INVESTIGADORES
VOJNOV Adrian Alberto
artículos
Título:
Rapid and sensitive detection of Citrus Bacterial Canker by loop-mediated isothermal amplification combined with simple visual evaluation methods.
Autor/es:
RIGANO L; MARANO MR; CASTAGNARO AP; ALEXANDRE MORAIS DO AMARAL; ADRIÁN A. VOJNOV
Revista:
BMC MICROBIOLOGY
Editorial:
BIOMED CENTRAL LTD
Referencias:
Año: 2010 vol. 10 p. 176 - 184
ISSN:
1471-2180
Resumen:
Abstract
Background: Citrus Bacterial Canker (CBC) is a major, highly contagious disease of citrus plants present in many
countries in Asia, Africa and America, but not in the Mediterranean area. There are three types of Citrus Bacterial Canker,
named A, B, and C that have different genotypes and posses variation in host range within citrus species. The causative
agent for type A CBC is Xanthomonas citri subsp. citri, while Xanthomonas fuscans subsp. aurantifolii, strain B causes type
B CBC and Xanthomonas fuscans subsp. aurantifolii strain C causes CBC type C. The early and accurate identification of
those bacteria is essential for the protection of the citrus industry. Detection methods based on bacterial isolation,
antibodies or polymerase chain reaction (PCR) have been developed previously; however, these approaches may be
time consuming, laborious and, in the case of PCR, it requires expensive laboratory equipment. Loop-mediated
isothermal amplification (LAMP), which is a novel isothermal DNA amplification technique, is sensitive, specific, fast and
requires no specialized laboratory equipment.

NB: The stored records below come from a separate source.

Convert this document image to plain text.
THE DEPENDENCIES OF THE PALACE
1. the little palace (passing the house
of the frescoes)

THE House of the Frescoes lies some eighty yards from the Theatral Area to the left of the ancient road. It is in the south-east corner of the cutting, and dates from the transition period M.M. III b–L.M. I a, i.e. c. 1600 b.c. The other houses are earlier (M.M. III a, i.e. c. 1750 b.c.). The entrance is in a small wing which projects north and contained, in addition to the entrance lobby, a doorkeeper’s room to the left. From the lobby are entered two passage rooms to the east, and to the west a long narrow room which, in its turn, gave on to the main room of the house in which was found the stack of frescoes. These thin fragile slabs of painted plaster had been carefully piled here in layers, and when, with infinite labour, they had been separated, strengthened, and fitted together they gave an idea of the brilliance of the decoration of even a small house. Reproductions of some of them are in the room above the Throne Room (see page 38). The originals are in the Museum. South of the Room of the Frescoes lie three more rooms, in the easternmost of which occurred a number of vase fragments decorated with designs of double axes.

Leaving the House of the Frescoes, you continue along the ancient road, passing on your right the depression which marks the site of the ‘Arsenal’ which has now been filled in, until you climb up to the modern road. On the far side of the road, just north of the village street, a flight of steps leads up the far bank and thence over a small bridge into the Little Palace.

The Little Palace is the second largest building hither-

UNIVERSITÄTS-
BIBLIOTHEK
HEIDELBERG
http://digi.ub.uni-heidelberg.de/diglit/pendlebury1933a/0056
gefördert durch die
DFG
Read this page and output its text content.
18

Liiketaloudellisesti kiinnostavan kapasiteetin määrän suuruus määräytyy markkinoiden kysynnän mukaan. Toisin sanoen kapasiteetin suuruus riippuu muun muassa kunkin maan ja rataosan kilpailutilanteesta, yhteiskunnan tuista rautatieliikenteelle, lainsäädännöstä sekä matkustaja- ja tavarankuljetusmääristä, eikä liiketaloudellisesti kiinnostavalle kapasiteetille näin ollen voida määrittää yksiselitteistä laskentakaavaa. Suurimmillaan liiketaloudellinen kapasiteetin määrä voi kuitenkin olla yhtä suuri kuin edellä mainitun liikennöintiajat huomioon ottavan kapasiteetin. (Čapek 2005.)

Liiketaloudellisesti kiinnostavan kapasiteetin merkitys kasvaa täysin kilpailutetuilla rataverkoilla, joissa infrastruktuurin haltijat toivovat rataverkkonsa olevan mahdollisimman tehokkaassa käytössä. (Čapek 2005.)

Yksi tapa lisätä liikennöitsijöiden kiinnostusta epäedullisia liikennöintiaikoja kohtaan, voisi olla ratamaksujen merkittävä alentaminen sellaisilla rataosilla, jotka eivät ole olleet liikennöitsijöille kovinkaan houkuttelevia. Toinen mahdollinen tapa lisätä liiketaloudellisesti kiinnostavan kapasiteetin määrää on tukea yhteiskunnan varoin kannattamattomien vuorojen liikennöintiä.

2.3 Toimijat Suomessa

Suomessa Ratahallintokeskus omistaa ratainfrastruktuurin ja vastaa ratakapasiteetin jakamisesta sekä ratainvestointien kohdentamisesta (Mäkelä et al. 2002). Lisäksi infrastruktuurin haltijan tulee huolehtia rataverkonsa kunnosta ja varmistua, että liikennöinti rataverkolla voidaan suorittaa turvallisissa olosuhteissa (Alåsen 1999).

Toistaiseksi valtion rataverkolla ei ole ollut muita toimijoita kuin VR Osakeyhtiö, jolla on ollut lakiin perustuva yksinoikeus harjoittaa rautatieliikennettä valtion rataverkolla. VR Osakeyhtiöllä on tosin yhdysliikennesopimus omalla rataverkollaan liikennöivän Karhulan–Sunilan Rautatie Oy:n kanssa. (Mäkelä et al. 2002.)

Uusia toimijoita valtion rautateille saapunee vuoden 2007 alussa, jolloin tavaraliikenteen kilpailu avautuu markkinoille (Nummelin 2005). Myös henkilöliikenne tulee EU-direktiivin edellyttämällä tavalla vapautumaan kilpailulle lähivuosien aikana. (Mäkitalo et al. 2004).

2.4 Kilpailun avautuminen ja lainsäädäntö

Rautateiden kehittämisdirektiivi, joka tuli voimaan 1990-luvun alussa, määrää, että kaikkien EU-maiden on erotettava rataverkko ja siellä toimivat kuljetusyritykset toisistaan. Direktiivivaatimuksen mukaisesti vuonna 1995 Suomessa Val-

Results: A loop-mediated isothermal amplification assay for the diagnosis of Citrus Bacterial Canker (CBC-LAMP) was
developed and evaluated. DNA samples were obtained from infected plants or cultured bacteria. A typical ladder-like
pattern on gel electrophoresis was observed in all positive samples in contrast to the negative controls. In addition,
amplification products were detected by visual inspection using SYBRGreen and using a lateral flow dipstick,
eliminating the need for gel electrophoresis. The sensitivity and specificity of the assay were evaluated in different
conditions and using several sample sources which included purified DNA, bacterium culture and infected plant tissue.
The sensitivity of the CBC-LAMP was 10 fg of pure Xcc DNA, 5 CFU in culture samples and 18 CFU in samples of infected
plant tissue. No cross reaction was observed with DNA of other phytopathogenic bacteria. The assay was capable of
detecting CBC-causing strains from several geographical origins and pathotypes.
Conclusions: The CBC-LAMP technique is a simple, fast, sensitive and specific method for the diagnosis of Citrus
Bacterial Canker. This method can be useful in the phytosanitary programs of the citrus industry worldwide.